A box of mass m = 0.20 kg slides across frictionless tabletop from rest, with 2.5 m/s2 acceleration.
The length of the tabletop is L = 2.00 m and its height is H = 1.50 m. The box then slides off the edge and hits the floor at some distance away, Find the distance x.
v=sqrt(2as) =sqrt(2•2.5•2)=3.16 m/s,
H=gt²/2 => t =sqrt(2H/g) =
=sqrt(2•1.5/9.8) =0.55 s.
X =v•t =3.16•0.55 = 1.75 m.
To find the distance x that the box travels after sliding off the edge and hitting the floor, we can use the equations of motion for a horizontally launched projectile. The box will have an initial velocity in the horizontal direction and a constant acceleration in the vertical direction due to gravity.
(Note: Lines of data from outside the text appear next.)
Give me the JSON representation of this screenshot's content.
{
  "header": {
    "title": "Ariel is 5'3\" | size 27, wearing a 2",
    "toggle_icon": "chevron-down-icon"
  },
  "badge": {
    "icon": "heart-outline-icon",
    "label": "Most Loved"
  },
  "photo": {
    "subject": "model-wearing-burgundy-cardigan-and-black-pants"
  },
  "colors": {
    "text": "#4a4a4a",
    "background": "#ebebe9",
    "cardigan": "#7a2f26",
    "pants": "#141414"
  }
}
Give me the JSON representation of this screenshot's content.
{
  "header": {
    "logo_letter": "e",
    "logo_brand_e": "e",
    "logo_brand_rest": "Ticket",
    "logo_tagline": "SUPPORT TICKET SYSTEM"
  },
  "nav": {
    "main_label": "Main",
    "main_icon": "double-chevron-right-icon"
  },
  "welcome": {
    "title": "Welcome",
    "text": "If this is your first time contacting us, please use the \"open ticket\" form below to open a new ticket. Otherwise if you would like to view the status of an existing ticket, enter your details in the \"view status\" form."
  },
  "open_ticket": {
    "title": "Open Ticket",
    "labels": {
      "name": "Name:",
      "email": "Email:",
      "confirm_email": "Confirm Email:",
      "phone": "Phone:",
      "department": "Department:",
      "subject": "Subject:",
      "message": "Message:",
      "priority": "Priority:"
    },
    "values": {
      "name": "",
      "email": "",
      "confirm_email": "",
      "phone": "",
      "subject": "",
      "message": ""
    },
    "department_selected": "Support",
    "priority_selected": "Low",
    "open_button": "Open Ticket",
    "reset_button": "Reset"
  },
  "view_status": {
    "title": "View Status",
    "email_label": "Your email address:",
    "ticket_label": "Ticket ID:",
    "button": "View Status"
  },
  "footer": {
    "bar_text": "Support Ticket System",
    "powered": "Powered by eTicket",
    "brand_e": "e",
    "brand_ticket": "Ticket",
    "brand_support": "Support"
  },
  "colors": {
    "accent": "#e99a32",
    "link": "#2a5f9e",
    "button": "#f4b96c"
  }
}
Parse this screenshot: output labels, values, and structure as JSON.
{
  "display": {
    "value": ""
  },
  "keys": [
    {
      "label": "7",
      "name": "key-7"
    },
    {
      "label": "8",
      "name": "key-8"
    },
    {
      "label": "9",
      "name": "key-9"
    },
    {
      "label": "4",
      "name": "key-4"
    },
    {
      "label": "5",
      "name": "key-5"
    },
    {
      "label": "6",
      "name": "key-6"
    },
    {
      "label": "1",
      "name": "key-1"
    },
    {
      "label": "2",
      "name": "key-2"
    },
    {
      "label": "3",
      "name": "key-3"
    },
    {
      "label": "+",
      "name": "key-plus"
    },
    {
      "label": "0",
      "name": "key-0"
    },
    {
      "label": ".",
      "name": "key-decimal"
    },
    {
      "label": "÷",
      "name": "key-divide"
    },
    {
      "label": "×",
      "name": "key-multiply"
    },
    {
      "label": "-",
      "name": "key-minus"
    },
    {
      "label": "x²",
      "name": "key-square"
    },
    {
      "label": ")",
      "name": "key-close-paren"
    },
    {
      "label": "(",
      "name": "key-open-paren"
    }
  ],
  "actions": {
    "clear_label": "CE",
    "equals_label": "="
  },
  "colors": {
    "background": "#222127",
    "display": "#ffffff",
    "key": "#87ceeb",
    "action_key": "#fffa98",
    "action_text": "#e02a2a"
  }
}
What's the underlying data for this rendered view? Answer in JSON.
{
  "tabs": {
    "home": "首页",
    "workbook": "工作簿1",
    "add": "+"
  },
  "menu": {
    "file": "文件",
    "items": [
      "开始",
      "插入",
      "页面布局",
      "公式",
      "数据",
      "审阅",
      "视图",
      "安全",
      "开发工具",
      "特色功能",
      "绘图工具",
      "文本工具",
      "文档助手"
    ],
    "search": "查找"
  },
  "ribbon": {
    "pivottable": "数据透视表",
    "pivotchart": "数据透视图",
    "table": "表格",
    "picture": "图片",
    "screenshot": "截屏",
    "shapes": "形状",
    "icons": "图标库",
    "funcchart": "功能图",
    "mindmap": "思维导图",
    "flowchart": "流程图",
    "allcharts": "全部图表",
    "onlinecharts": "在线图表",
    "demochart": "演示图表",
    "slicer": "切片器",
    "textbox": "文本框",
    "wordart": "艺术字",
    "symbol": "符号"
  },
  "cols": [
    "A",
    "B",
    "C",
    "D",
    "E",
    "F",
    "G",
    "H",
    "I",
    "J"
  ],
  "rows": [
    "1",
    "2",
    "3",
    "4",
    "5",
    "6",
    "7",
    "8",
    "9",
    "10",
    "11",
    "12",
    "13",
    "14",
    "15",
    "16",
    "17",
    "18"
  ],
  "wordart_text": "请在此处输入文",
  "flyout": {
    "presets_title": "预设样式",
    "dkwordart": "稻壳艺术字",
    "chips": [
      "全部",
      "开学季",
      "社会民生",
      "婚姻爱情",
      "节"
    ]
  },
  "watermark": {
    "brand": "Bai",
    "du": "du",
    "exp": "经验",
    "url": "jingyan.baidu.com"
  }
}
Let's break down the problem into two parts: the motion on the tabletop and the motion after sliding off the edge.
1. Motion on the tabletop:
We are given the acceleration on the tabletop, a = 2.5 m/s^2. We can use the equation of motion:
v^2 = u^2 + 2as
where v is the final velocity, u is the initial velocity, a is the acceleration, and s is the distance travelled.
Since the box starts from rest on the tabletop, u = 0 m/s. The final velocity can be found using the equation with v^2 as the unknown:
v^2 = 0^2 + 2 * 2.5 * 2.00
v^2 = 10
v = √10 m/s
Now we know the horizontal velocity and can move on to the next part.
2. Motion after sliding off the edge:
Once the box slides off the edge, it becomes a projectile moving in both the horizontal and vertical directions simultaneously. We are interested in finding the horizontal distance x traveled before hitting the ground.
We need to find the time of flight (time in the air) and then use it to calculate the horizontal distance traveled.
a) Time of flight:
The formula for the time of flight is:
t = 2 * u * sin(theta) / g
where u is the initial velocity in the horizontal direction, theta is the angle of launch (which is zero since the box is sliding horizontally), and g is the acceleration due to gravity (approximately 9.8 m/s^2).
In this case, the horizontal velocity (u) is given by v from the previous part: u = √10 m/s.
Hence:
t = 2 * √10 * sin(0) / 9.8
t = 0 / 9.8
t = 0 s
b) Horizontal distance traveled:
Using the formula for horizontal distance:
x = u * t
x = √10 * 0
x = 0 m
Hence, the box travels a horizontal distance of 0 m after sliding off the edge and hitting the floor.